The fastest way to regression test your AI agent.

### 1. Installation
```bash
pip install assay-it
```

### 2. Record (`record.py`)
Run your agent through the SDK to capture a trace. Pass your tool functions to `tool_executors` so Assay can record their inputs and outputs.

```python
import os
import openai
from assay_sdk import TraceWriter, record_chat_completions_with_tools

# 1. Setup Client & Tools
client = openai.OpenAI(api_key=os.environ.get("OPENAI_API_KEY", "mock"))
TOOLS = [{
    "type": "function",
    "function": {
        "name": "GetWeather",
        "parameters": {"type": "object", "properties": {"location": {"type": "string"}}}
    }
}]

# 2. Define Execution Logic (The "Real" Code)
def get_weather(args):
    return {"temp": 22, "location": args.get("location")}

# 3. Record the Loop
writer = TraceWriter("traces/quickstart.jsonl")
result = record_chat_completions_with_tools(
    writer=writer,
    client=client,
    model="gpt-4o",
    messages=[{"role": "user", "content": "Weather in Tokyo?"}],
    tools=TOOLS,
    tool_executors={"GetWeather": get_weather}, # Link schema -> function
    episode_id="weather_demo",
    test_id="weather_check"
)
print(f"Agent Final Answer: {result['content']}")
```

### 3. Configure (`assay.yaml`)
Tell Assay what to check.

```yaml
version: 1
model: "trace"
tests:
  - id: weather_check
    input:
      prompt: "Weather in Tokyo?" # Matches the recorded prompt
    expected:
      type: regex_match
      pattern: ".*" # Pass if any content returned (baseline check)
```

### 4. Verify
Run the regression gate. This replays your trace against the recorded tool outputs to ensure determinism.

```bash
# Verify strictly (fails if any tool call arg changed even slightly)
assay ci --config assay.yaml --trace-file traces/quickstart.jsonl --replay-strict --db :memory:
```

---

## 🌊 Advanced: Streaming support
Capture streaming responses while maintaining tool call execution.

```python
from assay_sdk import record_chat_completions_stream_with_tools

# ... setup client & writer ...

result = record_chat_completions_stream_with_tools(
    writer=writer,
    # ... args ...
    stream=True # SDK handles chunk aggregation automatically
    # tool_executors={...} # Required if tools are used
)
```
*Note: The hybrid wrapper (`record_chat_completions_stream_with_tools`) streams the thinking tokens to the user, executes tools, and then performs a standard follow-up call.*

## 🛡️ Advanced: Privacy & Redaction
Protect sensitive data (PII, API keys) from ever hitting the trace file.

```python
from assay_sdk import TraceWriter, make_redactor

# Create a redactor that scrubs keys and regex patterns
redactor = make_redactor(
    key_denylist={"authorization", "password", "api_key"},
    patterns=[r"sk-[a-zA-Z0-9]{20,}"] # Mask OpenAI keys
)

# Attach to writer - happens automatically on write
writer = TraceWriter("traces/secure.jsonl", redact_fn=redactor)
```

## ⚡ Async Support
Native `async` support for high-throughput applications (FastAPI, etc.) is available via the `assay_sdk.async_openai` submodule. It provides full parity with the sync API, including loop and streaming support.

## ❓ Troubleshooting

### `E_TRACE_EPISODE_MISSING`
**Cause**: The `test_id` or `episode_id` in your trace doesn't match what `assay ci` expected from its config (or implicit default).
**Fix**: Ensure your `assay.yaml` test IDs match the `test_id` passed to `record_chat_completions...`.

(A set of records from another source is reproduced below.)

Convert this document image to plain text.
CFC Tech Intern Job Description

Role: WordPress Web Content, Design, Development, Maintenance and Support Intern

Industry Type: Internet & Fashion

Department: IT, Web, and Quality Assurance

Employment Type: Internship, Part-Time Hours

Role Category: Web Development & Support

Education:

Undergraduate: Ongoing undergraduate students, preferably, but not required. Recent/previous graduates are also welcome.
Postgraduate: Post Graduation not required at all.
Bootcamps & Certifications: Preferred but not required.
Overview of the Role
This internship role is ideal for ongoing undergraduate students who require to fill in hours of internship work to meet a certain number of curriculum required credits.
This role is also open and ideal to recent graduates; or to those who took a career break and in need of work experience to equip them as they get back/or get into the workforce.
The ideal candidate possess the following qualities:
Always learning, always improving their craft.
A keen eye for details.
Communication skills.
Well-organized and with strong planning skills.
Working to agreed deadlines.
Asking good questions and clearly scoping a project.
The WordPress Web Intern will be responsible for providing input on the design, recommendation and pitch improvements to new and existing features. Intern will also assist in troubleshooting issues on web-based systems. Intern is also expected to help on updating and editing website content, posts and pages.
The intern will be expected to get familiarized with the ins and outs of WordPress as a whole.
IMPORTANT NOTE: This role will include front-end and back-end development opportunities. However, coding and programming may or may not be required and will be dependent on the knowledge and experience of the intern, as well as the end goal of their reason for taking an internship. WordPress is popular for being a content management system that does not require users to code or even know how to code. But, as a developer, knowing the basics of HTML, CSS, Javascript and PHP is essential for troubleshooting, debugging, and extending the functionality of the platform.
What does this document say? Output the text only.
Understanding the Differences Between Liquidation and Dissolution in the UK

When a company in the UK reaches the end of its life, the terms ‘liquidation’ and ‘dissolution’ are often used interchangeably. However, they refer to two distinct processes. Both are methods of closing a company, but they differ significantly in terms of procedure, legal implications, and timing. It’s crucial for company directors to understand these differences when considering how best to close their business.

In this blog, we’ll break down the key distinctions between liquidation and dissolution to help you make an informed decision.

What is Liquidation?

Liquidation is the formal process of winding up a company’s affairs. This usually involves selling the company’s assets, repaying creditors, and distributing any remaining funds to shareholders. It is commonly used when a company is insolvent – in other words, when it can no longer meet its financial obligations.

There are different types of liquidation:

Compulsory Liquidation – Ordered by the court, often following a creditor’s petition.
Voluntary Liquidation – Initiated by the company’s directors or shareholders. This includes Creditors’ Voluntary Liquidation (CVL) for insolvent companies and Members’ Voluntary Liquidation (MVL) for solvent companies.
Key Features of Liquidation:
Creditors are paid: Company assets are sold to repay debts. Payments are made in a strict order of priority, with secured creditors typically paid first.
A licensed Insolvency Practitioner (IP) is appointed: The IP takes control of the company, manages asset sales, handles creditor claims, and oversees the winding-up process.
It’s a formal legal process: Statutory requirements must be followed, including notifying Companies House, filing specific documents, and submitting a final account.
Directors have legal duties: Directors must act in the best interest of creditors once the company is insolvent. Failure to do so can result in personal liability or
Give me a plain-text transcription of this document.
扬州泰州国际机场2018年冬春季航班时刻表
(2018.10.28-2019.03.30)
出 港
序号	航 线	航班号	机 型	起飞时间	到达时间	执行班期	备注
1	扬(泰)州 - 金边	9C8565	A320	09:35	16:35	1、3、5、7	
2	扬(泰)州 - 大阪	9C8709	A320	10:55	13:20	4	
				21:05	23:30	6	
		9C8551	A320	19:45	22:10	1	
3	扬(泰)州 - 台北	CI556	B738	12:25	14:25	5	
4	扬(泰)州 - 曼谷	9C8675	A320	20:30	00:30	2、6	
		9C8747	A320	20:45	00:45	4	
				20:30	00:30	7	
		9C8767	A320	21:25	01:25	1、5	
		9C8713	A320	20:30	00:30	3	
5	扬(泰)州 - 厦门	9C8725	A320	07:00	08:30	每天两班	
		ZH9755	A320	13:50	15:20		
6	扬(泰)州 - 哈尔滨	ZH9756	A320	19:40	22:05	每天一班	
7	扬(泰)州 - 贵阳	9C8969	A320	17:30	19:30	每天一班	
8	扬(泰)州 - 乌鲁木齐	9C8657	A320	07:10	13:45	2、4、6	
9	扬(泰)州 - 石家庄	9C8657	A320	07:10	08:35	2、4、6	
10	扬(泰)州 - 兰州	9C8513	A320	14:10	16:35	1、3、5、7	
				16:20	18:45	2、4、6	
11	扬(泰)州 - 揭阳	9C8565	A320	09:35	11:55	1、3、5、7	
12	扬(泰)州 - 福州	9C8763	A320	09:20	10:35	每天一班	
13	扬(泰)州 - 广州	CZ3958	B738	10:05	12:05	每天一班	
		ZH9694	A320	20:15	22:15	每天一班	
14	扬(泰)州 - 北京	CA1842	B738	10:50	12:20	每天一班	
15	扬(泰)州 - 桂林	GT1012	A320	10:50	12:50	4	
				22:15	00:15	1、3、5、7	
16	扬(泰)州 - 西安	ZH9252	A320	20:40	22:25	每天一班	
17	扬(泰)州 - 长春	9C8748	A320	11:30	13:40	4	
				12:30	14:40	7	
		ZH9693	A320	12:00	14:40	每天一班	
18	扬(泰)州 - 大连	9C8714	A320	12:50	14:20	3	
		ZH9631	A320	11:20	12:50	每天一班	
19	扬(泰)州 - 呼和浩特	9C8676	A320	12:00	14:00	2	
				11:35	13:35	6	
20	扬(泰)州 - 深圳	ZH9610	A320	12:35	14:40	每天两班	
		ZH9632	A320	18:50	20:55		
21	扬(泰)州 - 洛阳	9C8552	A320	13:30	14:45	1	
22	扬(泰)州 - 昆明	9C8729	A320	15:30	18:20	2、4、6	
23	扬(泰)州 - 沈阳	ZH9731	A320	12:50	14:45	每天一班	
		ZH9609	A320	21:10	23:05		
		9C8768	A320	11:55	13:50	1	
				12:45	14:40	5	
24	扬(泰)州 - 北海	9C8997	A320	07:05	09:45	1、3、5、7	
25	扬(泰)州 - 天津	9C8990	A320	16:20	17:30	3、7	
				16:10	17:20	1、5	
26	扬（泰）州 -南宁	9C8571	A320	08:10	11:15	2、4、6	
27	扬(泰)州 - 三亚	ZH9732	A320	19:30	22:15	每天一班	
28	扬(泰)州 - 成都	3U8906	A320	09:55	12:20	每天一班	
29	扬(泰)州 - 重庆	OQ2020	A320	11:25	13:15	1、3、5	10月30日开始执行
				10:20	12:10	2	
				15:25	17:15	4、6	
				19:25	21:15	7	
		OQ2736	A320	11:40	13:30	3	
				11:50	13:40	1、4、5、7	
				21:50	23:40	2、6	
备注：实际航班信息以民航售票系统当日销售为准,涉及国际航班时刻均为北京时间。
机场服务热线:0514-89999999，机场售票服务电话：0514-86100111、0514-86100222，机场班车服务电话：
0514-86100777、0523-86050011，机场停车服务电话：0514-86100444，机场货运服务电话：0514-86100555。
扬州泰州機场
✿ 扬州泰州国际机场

### "Duplicate prompt in strict replay"
**Cause**: You ran `record.py` twice without cleaning the trace file, so it contains two identical episodes. `assay ci` in strict mode doesn't know which one to replay.
**Fix**:
1. Truncate the file before recording: `trace_path = "traces/my_trace.jsonl"; open(trace_path, 'w').close()`.
2. Use unique `episode_id`s (e.g. UUIDs) for every run.